Ciri kedua, berbicara tanpa ada manfaatnya. Lisan diciptakan Tuhan sebagai alat komunikasi dengan sesama dan untuk menyampaikan hal-hal baik dan bermanfaat. Jika lisan yang kita miliki untuk berbicara tentang hal-hal yang tak berguna, apalagi menyinggung dan menyakiti perasaan orang lain, maka orang tersebut dikategorikan sebagai orang yang bodoh. Semakin banyak berbicara, semakin berpeluang kepleset lisan yang bisa menjadi petaka. Ingat, mulutmu harimaumu! Artinya ia kerakali diskusi asbul yaitu asal bunyi tanpa data yang akurat seperti yang terjadi tahun lalu antara dirinya dan ustad Nuruddin dimana ia dibantai karena tidak argumentatif.
Ciri ketiga, memberikan atau menempatkkan sesuatu tidak pada tempatnya. Sebagai makhluk yang berakal dan berhatinurani, hendaknya memberikan sesuatu kepada orang yang tepat. Jangan berikan anak kecil mainan berupa pisau atau korek api yang bisa membahayakan diri anak tersebut atau orang lain. Bisa pula dipahami, termasuk orang bodoh jika kita menempatkan sesuatu tidak pada tempatnya. Alangkah tidak bijak mengenakan baju renang saat belanja ke mall. Guru gembul, selalu mengomentari sesuatu yang bukan ahlinya sehingga ia menjadi bahan ledekan dan cibiran para netizen.
Ciri keempat, mengumbar rahasia kepada siapapun. Rahasia yang kita ketahui hendaknya tidak dibuka kepada orang lain. Apalagi rahasia itu menyangkut aib atau keamanan saudara kita. Bukankah muslim yang baik adalah ketika dia mampu menutupi aib saudaranya sendiri? Rahasia yang kita ketahui adalah “amanah” sosial dan spiritual. Tentu memiliki risiko jika kita membocorkan rahasia kepada orang yang tidak berhak tanpa mempertimbangkan dampak yang ditimbulkan. Bukankah banyak pertikaian terjadi dalam sejarah kemanusiaan disebabkan oleh rahasia yang bocor?

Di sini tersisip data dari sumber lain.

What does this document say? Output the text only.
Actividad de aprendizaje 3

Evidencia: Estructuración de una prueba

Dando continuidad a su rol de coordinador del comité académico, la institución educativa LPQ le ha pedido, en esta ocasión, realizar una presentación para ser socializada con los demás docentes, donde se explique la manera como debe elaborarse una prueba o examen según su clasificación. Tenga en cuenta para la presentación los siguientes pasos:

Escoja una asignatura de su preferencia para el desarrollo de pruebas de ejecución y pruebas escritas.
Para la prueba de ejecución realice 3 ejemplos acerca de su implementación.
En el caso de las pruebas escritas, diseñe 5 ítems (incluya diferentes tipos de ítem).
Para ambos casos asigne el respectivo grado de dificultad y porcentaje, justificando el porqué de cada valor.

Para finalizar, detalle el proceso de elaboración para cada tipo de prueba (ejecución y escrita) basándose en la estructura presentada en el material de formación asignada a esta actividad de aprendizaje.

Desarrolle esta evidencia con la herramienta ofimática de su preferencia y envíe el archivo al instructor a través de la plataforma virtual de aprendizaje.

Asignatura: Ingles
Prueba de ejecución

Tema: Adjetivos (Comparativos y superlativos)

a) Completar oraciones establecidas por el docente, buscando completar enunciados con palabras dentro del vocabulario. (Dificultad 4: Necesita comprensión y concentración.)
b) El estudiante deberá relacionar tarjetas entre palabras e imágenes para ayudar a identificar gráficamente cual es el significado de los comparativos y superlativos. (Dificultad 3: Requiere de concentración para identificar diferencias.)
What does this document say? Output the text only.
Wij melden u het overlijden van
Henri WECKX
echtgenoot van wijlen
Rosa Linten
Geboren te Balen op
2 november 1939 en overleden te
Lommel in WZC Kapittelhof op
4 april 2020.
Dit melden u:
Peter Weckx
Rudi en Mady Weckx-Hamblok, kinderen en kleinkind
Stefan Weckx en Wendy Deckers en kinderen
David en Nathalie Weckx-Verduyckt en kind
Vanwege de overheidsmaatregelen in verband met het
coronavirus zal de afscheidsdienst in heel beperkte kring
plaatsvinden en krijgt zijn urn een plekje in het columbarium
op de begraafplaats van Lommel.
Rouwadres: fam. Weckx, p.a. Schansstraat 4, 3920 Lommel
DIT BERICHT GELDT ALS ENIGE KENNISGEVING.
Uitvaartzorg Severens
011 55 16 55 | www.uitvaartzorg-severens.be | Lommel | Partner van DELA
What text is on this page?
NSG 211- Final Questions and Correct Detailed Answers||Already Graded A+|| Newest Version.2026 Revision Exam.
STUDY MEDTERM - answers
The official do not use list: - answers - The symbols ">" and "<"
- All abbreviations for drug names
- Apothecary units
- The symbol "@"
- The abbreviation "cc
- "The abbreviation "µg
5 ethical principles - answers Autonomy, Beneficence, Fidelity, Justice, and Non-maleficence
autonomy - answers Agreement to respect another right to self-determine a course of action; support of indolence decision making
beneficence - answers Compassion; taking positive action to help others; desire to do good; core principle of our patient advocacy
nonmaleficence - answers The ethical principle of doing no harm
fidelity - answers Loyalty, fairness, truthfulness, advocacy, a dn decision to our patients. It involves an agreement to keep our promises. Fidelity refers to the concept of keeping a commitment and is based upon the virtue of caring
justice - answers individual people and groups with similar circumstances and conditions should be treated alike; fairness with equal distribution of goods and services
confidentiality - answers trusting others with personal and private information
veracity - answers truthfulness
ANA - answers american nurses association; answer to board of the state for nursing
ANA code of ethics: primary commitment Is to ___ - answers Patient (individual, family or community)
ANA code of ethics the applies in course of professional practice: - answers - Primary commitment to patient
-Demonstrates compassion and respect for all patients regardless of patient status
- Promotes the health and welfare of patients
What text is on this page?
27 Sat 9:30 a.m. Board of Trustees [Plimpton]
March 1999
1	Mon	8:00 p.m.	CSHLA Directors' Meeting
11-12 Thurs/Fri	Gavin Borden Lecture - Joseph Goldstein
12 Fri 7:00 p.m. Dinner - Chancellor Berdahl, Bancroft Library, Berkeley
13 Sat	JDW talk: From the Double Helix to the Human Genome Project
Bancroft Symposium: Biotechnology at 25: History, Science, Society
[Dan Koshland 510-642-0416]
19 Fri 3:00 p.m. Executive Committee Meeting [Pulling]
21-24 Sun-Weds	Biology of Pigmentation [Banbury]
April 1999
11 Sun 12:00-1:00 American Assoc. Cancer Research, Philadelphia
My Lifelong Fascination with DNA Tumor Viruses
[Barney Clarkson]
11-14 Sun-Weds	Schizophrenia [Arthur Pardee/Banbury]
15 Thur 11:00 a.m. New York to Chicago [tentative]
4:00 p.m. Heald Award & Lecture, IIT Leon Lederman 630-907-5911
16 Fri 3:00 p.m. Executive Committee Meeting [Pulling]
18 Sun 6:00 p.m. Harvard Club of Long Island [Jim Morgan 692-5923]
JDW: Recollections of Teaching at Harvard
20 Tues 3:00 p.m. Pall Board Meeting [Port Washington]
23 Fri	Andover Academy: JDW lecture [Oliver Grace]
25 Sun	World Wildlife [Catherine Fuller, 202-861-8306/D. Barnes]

Ciri kelima, mudah percaya kepada siapapun. Tidak semua orang bisa dipercaya untuk mengemban amanah dengan baik. Karenanya, merupakan sebuah kebodohan jika kita mempercayakan sesuatu kepada orang-orang yang kita tidak tahu track record-nya. Istilah mudahnya, jangan pernah percaya kepada orang untuk menyimpan harta kepada seorang pencuri. Jangan pernah percayakan jabatan publik kepada seorang pengkhianat. Dengan lugas Abu al-Laits menyebut orang yang mempercayai semua jenis manusia tergolong orang-orang bodoh.
Keenam, tidak mampu membedakan mana teman dan mana musuh. Coba bayangkan jika dalam keadaan perang, kita tidak bisa membedakan mana kawan, mana lawan, pasti akan terjadi kekacauan, bahkan kekalahan. Dalam kehidupan sehari-hari, mungkin kita “merasa” tidak memiliki musuh, tetapi paling tidak kita bisa mengenali sesiapa yang perlu kita berikan respek lebih dengan orang yang cukup dihargai saja. Artinya, sikap dan perilaku kita kepada orang lain diperlukan kemampuan untuk membaca situasi, agar tidak terjebak dalam kebodohan yang tidak faedah.
Semoga kita tidak termasuk salah satu golongan yang memiliki karakteristik seperti disebutkan Abu al-Laits as-Samakarqandy tersebut. Amin ya Rabb.